Particolarmente toccante l’esecuzione, per morbidezza della linea vocale e patetismo nell’accento, de “La légende de Marguerite”, che di fatto ripropone la canzone “Una volta c’era un re” dalla rossiniana Cenerentola.
La sezione conclusiva dell’album è incentrata sul rapporto tra Rossini e l’infanzia. In “Le dodo des enfants”, il canto della Louledjian si vela di tragica fatalità, vestendo i panni di una madre disperata per la sorte del proprio bambino malato. Con “La chanson du bébé”, infine, la sua voce sa assumere inflessioni divertite e divertenti con un abile uso dei colori delle singole frasi.

L’esecuzione dell’intero programma si avvale dello straordinario accompagnamento al pianoforte del Maestro Giulio Zappa, che con il repertorio del belcanto, e in particolare quello rossiniano, ha sempre mostrato una certa familiarità. Perfetta l’aderenza stilistica al dettato dell’autore, così come l’eclettismo dell’esecutore che passa con disinvoltura da pagine più malinconiche e patetiche ad altre più brillanti. Fantasioso l’interprete, che sa sempre ricercare ed infondere in ogni pagina, la giusta chiave di lettura. Eccellente, inoltre, la percepibile simbiosi con la voce di Melody Louledjian, in un incontro ideale tra vocalità e dinamiche sonore. Da segnalare, infine, anche la cura analitica nella costruzione del programma dell’album, non una raccolta di arie apparentemente slegati tra loro, ma parti imprescindibili e complementari di un ritratto, quello del compositore appunto, nelle sue diverse sfaccettature e contraddizioni.

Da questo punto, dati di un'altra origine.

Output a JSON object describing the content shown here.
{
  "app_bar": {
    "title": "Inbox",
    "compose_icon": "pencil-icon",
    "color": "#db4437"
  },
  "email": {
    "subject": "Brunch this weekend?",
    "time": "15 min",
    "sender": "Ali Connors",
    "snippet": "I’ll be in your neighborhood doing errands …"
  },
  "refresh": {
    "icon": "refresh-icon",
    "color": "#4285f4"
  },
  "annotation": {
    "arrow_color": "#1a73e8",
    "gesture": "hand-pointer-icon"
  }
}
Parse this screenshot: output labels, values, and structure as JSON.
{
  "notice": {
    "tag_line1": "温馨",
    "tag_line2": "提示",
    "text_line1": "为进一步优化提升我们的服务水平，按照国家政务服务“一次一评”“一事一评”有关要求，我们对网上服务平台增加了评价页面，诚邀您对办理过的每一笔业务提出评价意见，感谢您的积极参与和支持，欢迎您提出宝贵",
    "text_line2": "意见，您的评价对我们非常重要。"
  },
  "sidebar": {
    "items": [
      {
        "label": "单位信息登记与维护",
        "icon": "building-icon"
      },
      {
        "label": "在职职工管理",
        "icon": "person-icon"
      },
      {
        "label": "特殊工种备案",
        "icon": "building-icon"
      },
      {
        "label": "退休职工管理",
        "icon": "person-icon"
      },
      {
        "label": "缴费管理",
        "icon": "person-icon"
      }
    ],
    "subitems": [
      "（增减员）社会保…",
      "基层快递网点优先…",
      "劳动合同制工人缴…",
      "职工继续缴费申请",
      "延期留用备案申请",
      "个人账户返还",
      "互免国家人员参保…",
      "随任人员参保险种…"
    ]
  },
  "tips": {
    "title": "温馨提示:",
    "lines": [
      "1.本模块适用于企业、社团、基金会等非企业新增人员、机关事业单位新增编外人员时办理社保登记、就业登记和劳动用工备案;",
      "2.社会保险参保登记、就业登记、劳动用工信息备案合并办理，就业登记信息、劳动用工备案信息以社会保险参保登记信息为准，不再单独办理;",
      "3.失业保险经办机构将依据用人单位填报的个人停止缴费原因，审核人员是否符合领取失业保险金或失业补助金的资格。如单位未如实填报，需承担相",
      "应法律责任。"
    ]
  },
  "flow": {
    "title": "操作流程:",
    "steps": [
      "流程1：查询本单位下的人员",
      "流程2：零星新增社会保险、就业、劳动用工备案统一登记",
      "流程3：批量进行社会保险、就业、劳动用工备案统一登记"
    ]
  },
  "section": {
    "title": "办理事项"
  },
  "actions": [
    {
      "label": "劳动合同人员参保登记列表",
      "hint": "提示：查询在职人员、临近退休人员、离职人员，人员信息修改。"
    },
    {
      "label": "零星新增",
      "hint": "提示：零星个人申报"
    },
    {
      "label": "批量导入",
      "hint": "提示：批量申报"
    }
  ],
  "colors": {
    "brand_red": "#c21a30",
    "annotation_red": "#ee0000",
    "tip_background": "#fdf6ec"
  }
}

Ottima la qualità sonora della registrazione (a cura di Christophe Dal Sasso), così come di ottima fattura è il libretto di accompagnamento con note in lingua francese, inglese e italiano.

Un prodotto imperdibile non solo per gli amanti del genio rossiniano, ma per tutti coloro che vogliono compiere un’interessante viaggio nel mondo della musica da camera.